Given all this, how would my special reverse proxy handle a request for `/static/foo.html`? Well, first it would need to query the repository server for the commit (using `/info/refs`), and then fetch the commit object in order to pull out the root tree hash, and then fetch the root tree object.
From there the server would need to look in the root tree object and check that it sees a tree entry called `static`, and fetch its tree object. The server would then check `static`'s tree object for a blob entry called `foo.html`, and finally it would fetch that blob, passing its contents back as the response to the original request (after stripping off the git object header).
This sounds like a lot of steps to serve a single file, but there's two key optimizations which can be made. The first is to cache the root tree's hash in memory, which skips two lookups right at the beginning. The root tree's hash will only change when the latest commit of the branch changes, so it's enough to cache it in memory and have a separate background process periodically re-check the latest commit.
The second optimization is to cache tree objects in-memory using their hash as a key. The object identified by a hash never changes, so this cache is easy to manage, and by caching the tree objects in memory (perhaps with an LRU cache if memory usage is a concern) all round-trips to the remote server can be eliminated, save for the final round-trip for the file itself.

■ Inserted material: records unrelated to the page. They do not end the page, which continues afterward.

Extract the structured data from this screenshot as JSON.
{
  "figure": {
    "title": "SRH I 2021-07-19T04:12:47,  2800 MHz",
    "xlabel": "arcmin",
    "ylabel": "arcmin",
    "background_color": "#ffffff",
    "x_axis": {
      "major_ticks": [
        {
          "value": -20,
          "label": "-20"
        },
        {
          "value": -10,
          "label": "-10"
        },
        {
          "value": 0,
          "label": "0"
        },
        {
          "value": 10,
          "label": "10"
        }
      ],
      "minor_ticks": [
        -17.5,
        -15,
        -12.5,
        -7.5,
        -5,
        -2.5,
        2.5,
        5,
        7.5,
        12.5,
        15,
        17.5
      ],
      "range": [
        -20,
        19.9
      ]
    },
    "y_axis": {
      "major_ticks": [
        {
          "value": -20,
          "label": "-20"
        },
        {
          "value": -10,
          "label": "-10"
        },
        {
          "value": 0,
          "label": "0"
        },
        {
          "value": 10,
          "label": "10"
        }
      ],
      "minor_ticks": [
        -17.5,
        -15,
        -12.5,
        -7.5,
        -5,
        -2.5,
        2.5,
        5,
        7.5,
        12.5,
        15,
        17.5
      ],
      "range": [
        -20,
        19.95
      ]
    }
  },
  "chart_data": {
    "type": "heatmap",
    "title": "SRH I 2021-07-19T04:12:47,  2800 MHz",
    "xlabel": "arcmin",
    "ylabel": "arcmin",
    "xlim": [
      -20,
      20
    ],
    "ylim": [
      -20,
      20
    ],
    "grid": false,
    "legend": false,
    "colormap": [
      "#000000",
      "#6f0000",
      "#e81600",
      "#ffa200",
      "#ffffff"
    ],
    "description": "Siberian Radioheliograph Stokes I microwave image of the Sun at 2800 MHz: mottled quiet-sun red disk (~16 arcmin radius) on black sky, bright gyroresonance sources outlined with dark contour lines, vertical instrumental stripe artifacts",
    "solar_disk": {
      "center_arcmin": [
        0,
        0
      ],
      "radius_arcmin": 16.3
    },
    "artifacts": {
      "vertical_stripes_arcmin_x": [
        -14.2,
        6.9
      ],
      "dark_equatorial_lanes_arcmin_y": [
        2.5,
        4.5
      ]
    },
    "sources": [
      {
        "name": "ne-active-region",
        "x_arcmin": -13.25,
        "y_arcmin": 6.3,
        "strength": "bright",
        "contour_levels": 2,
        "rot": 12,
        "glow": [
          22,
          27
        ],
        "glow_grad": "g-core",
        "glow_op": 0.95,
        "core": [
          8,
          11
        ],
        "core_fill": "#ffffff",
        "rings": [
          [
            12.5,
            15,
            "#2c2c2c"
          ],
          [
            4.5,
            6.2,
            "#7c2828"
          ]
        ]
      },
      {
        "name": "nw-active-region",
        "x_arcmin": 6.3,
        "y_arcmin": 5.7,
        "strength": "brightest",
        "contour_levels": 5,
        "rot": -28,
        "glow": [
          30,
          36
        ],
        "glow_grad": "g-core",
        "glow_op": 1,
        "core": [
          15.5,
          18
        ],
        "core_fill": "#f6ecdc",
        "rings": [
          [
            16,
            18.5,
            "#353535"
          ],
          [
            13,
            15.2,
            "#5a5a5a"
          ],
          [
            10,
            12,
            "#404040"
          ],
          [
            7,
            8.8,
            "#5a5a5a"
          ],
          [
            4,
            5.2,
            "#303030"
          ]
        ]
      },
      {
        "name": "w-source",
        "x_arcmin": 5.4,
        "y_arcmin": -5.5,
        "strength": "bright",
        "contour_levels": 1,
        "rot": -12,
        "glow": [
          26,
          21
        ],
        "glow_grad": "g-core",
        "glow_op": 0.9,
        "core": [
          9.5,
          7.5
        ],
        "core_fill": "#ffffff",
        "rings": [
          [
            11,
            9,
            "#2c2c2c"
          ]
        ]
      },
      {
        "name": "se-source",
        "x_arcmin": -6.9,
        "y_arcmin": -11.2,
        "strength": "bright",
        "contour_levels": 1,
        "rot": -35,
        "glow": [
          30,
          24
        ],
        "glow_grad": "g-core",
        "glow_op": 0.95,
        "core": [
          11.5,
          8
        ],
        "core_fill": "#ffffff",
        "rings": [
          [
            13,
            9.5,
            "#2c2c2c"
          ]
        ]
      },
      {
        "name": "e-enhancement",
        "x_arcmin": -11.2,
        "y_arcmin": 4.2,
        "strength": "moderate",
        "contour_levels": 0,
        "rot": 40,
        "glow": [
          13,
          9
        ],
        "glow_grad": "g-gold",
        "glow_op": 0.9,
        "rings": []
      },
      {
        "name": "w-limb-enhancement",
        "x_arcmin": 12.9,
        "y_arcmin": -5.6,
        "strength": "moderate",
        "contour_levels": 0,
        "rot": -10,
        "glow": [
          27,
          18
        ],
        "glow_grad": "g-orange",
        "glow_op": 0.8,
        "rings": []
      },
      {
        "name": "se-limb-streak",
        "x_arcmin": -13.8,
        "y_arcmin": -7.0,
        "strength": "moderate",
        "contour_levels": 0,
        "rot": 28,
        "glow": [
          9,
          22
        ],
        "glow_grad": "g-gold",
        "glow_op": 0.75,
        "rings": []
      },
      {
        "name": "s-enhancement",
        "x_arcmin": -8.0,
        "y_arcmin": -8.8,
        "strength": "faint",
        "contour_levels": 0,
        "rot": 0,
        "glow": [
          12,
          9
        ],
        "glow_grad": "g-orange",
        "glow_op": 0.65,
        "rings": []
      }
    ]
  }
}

If you'd like to see an example implementation of this idea you can check out my rust implementation for Domani:
Note that I was able to take advantage of the excellent gix crate to help me with decoding git objects. If your language of choice doesn't have a git object parsing library available you'll have to parse the objects manually, but honestly it shouldn't be too difficult anyway.
That's it! Even if this is a pretty niche use-case and doesn't change the world, I hope you still found it useful as an introduction to git's internals, and perhaps as a jumping off point for your own ideas of how git can be abused to do interesting things.
-----
Published 2024-02-17